WHILE Singapore Airlines's imminent purchase of a stake in China Eastern Airlines (Stock Code: 600115) will help fill both firms' ambitions, industry analysts are concerned the partnership may not create as much synergy as the Air China-Cathay Pacific Airways link.
"The deal will certainly boost China Eastern's performance with financial support and advanced management expertise," said Ma Ying, an analyst with Haitong Securities.
"SIA also needs to entrench its role in China and this is the perfect chance for long-term high growth in China," she added.
As the final deal awaits approval from the State-owned Assets Supervision and Administration Commission, media reports have said Singapore Airlines and its parent Temasek Holdings Pte may pay about US$930 million for a combined stake of about 24 percent, citing people involved in the talks.
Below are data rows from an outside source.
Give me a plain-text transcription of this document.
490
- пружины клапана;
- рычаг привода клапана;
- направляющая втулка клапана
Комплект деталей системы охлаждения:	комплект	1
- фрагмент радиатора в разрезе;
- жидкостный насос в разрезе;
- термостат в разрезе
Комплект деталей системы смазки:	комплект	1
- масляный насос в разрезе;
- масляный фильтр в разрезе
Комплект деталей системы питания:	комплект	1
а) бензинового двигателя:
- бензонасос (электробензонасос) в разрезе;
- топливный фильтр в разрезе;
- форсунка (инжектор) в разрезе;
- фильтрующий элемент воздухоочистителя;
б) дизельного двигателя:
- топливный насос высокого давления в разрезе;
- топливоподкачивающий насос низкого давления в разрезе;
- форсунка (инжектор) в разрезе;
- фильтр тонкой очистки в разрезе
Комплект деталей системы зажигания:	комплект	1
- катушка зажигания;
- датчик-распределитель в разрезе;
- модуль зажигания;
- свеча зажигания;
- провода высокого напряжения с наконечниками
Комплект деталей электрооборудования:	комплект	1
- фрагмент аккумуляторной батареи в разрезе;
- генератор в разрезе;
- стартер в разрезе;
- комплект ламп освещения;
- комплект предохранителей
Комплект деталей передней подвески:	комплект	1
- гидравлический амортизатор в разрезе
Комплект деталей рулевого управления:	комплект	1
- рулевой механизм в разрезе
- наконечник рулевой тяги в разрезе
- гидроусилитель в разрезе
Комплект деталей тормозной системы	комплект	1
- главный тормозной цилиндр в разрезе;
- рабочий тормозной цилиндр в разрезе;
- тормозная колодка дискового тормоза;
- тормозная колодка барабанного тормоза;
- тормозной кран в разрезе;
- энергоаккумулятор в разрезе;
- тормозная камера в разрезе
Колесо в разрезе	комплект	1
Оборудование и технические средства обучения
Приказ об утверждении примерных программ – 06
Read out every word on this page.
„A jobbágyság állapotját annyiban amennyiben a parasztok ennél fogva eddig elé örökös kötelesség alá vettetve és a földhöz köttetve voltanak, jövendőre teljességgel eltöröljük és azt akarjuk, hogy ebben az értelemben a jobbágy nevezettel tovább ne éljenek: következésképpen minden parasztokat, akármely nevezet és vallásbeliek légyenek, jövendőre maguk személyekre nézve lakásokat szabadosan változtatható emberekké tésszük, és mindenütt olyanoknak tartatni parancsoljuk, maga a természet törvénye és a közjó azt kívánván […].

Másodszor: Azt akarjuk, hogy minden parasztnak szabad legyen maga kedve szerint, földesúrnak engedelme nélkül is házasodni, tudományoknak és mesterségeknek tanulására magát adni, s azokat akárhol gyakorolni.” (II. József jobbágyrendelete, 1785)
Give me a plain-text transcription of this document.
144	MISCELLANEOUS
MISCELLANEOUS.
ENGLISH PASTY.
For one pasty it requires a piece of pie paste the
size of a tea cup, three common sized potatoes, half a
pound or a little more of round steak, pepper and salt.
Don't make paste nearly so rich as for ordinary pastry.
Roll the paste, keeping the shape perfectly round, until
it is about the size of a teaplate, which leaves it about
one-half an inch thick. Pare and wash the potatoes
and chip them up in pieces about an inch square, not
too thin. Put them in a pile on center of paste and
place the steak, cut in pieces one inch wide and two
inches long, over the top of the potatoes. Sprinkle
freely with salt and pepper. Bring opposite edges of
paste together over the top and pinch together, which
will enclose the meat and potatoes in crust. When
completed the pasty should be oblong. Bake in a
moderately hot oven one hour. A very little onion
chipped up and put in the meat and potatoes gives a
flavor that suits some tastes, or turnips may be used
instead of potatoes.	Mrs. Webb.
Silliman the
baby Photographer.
SIA may pay about US$600 million, indicating it may take less than 20 percent of the only listed loss-making carrier in China.
China Eastern, which lost 2.78 billion yuan (US$362.4 billion) last year, is in need of a foreign partner to help guide its turnaround and capitalize on the enormous opportunities presented by its base in Shanghai, China's economic engine.
SIA is sitting on more than US$2.5 billion in cash and has indicated that China is a priority investment target with a market expected to grow fivefold by 2025.
"The alliance will help China Eastern fend off competition from Air China, China Southern Airlines and others," said Ji Lijun, an analyst with Shanghai Securities.
But their flight resources are not as complementary as that of Air China and Cathay, and it will not be easy for China Eastern to quickly adopt internationally advanced management, industry officials said.
Singapore is an ideal transfer link between Europe and Australia.
Meanwhile, Shanghai is a good transfer hub for flights to and from Asia to North America, they said.
Although Singapore Airlines' international flights via Shanghai can be transferred easier with China Eastern's network, domestic flights usually use Hong Kong as a transfer point, Ma said.
Air China operates flights linking Europe and North America to Beijing while Cathay has strength in South America and Southeast Asia. The linkage complements each other's network, she said.
Potential financial risks may have persuaded Singapore Airlines to co-invest with Temasek.
"Were Singapore Airlines to take less than a 20 percent equity stake in China Eastern, it would not have to account for the loss from China Eastern as it restructures the carrier," said Chin Y. Lim with Morgan Stanley Research Asia Pacific.
"However, with a co-investor aligned solely with SIA, the carrier would be in the sweet position of having effective strategic control without paying significant upfront capital and assuming initial associated losses."
Chinese carriers flew 160 million passengers last year, 15 percent more than in 2005, according to the General Administration of Civil Aviation. China's economy has grown at least 10 percent in each of the past four years, making travel affordable to more people.